Tuesday, October 3, 2017

Boeing Rolls Out First Production 787-10 for Singapore Airlines

ZC003 for Singapore Airlines.  Boeing Image

ZC003 Rolling out of the Charleston Final assembly Line. Boeing Image
Boeing has rolled out the 1st production 787-10 destined for Singapore Airlines sometime in the second Quarter of 2018.

The aircraft, ZC003 (LN 622, 9V-SCB) will undergo painting followed by extensive ground testing for the remainder of the year. According to sources it will then be placed into storage until March where it will then undergo flight tests starting approximately in mid March.  It will continue testing activities into April and there appears to be a tentative delivery time frame of mid to late April 2018.

Oddly this aircraft may not be the first 787-10 delivered to Singapore but the second one.  ZC004 (LN 656) is tentatively scheduled to be delivered in March but that may change.  This aircraft is not due to start final assembly until late November/early December.  I'm pretty certain ZC003 will join the flight test program late in the 1st quarter of 2018 thus this is the reason why it would be delivered after ZC004.

Here's Boeing's press release on the roll out of ZC003, the only thing of note is that Boeing states that the 19 additional 787-10 that has been ordered by Singapore is still a letter of intent though the final order was signed months ago and is now a done deal and even listed on Boeing's Order and Delivery web site (listed as unidentified).  Why they're doing that I do not know.

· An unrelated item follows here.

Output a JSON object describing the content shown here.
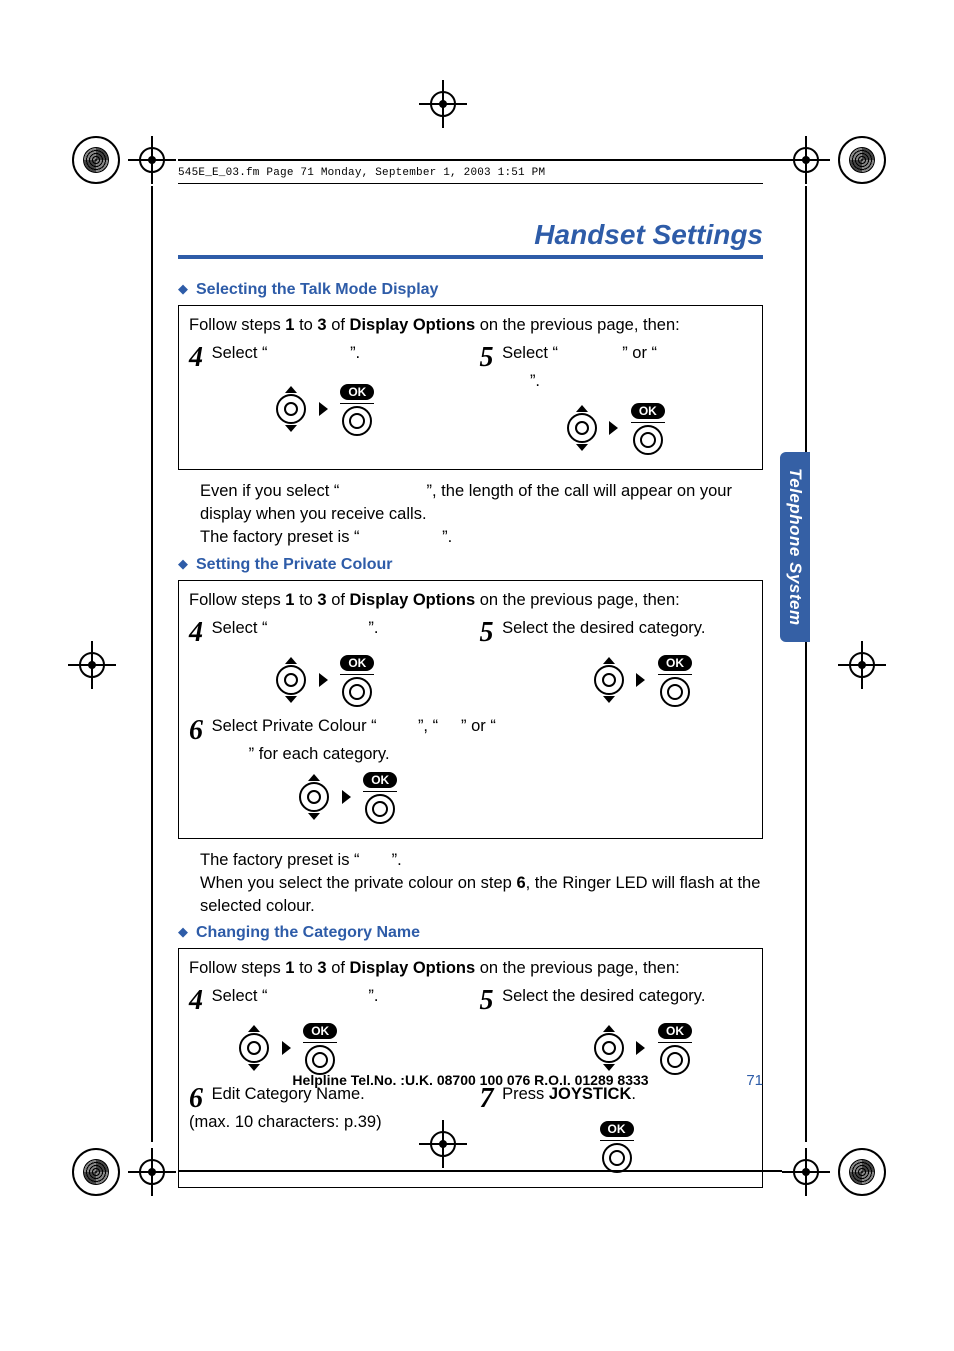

Boeing Rolls Out Singapore Airlines' First 787-10 Dreamliner


NORTH CHARLESTON, S.C.Oct. 3, 2017 /PRNewswire/ -- Boeing [NYSE: BA] has rolled out the first 787-10 Dreamliner built for Singapore Airlines at its Final Assembly facility in North Charleston, South Carolina. 
The airplane will now undergo the painting of the airline's livery and begin its system checks, fueling, and engine runs. Singapore Airlines is due to take delivery of its first 787-10 in the first half of 2018 and will be operated on the airline's medium-haul routes. 
Singapore Airlines is the launch customer of the 787-10 and currently has 30 airplanes on firm order. The airline also signed a letter of intent in February to purchase 19 additional 787-10s. 
 "Boeing is excited to have finished final assembly of the first 787-10 Dreamliner for Singapore Airlines," said Dinesh Keskar, senior vice president, Asia Pacific & India Sales, Boeing Commercial Airplanes. "With its unprecedented efficiency, greater capacity and the Dreamliner's known preferred passenger experience, the 787-10 will be an important part of the airline's future fleet." 
As an 18-foot (5.5-m) stretch of the 787-9, the 787-10 will deliver the 787 family's preferred passenger experience and long range with 25 percent better fuel per seat and emissions than the airplanes it will replace. 
The 787 Dreamliner family offers a modern, optimized and efficient airplane family in every market segment. Since entering service in 2011, the 787 family has flown more than 190 million people on more than 560 unique routes around the world, saving an estimated 18 billion pounds of fuel.

12 comments:

Greg.S. said...

Very frustrating, too many undisclosed orders listed..
Where's China Eastern,China southern 9 order,donghai,juneyao, ..on and on...

Uresh said...

All those orders are listed in my spreadsheets

Pete Templin said...

Funny how LN528 and LN565 were built for Singapore Airlines, but LN622 gets announced as the first 787-10 built for Singapore Airlines. Does that make LN528/548/565 "pre-production" test aircraft, LN622 a production test aircraft, and LN656 a production non-test aircraft? :)

Uresh said...

528/548/565 are test airplanes all subsequent -10s are production standard airplanes. 622 is a production airplane which will be used for some functionality and reliability testing early next year.

Vab Andleigh said...

Uresh, do you know whether Boeing's existing 747 dreamlifter fleet is adequate to support the planned production rate increase to 14/month?

Uresh said...

Should be fine but they can always sleet one more from a boneyard for cheap and convert it.

Unknown said...

How does Boeing determine the # of Pre-Delivery test flights? Charleston's number of flights has usually been higher (4-6 range) than Everett's (1-3). I see that Air New Zealand has their 787-9 at Charleston ready after only 2 test flights. Does this suggest that the build process has matured to the level of Everett's or is something else at play?

Unknown said...

Hi Uresh, hope you're having a great weekend. Can you verify if Avianca changed his last 3 B788 to the B789? I read somewhere about it but im not sure if its true. It also says there's an order of 5 B789 of an undisclosed buyer and it might be AV. thanks!

jan said...

Uresh, line 622 787-10 Spore,"first flight date"?? Thanks.
Best,
jan bar

Uresh said...

Not until March 2018

Josh said...

Previously planes had to be flown to paint which would add 2 extra flights. Now with the paint facility open the number of flights have been reduced to near Everett's level.

Lazydazer said...

Any idea what is holding up the delivery of LN19. Hope this is not another Crystal.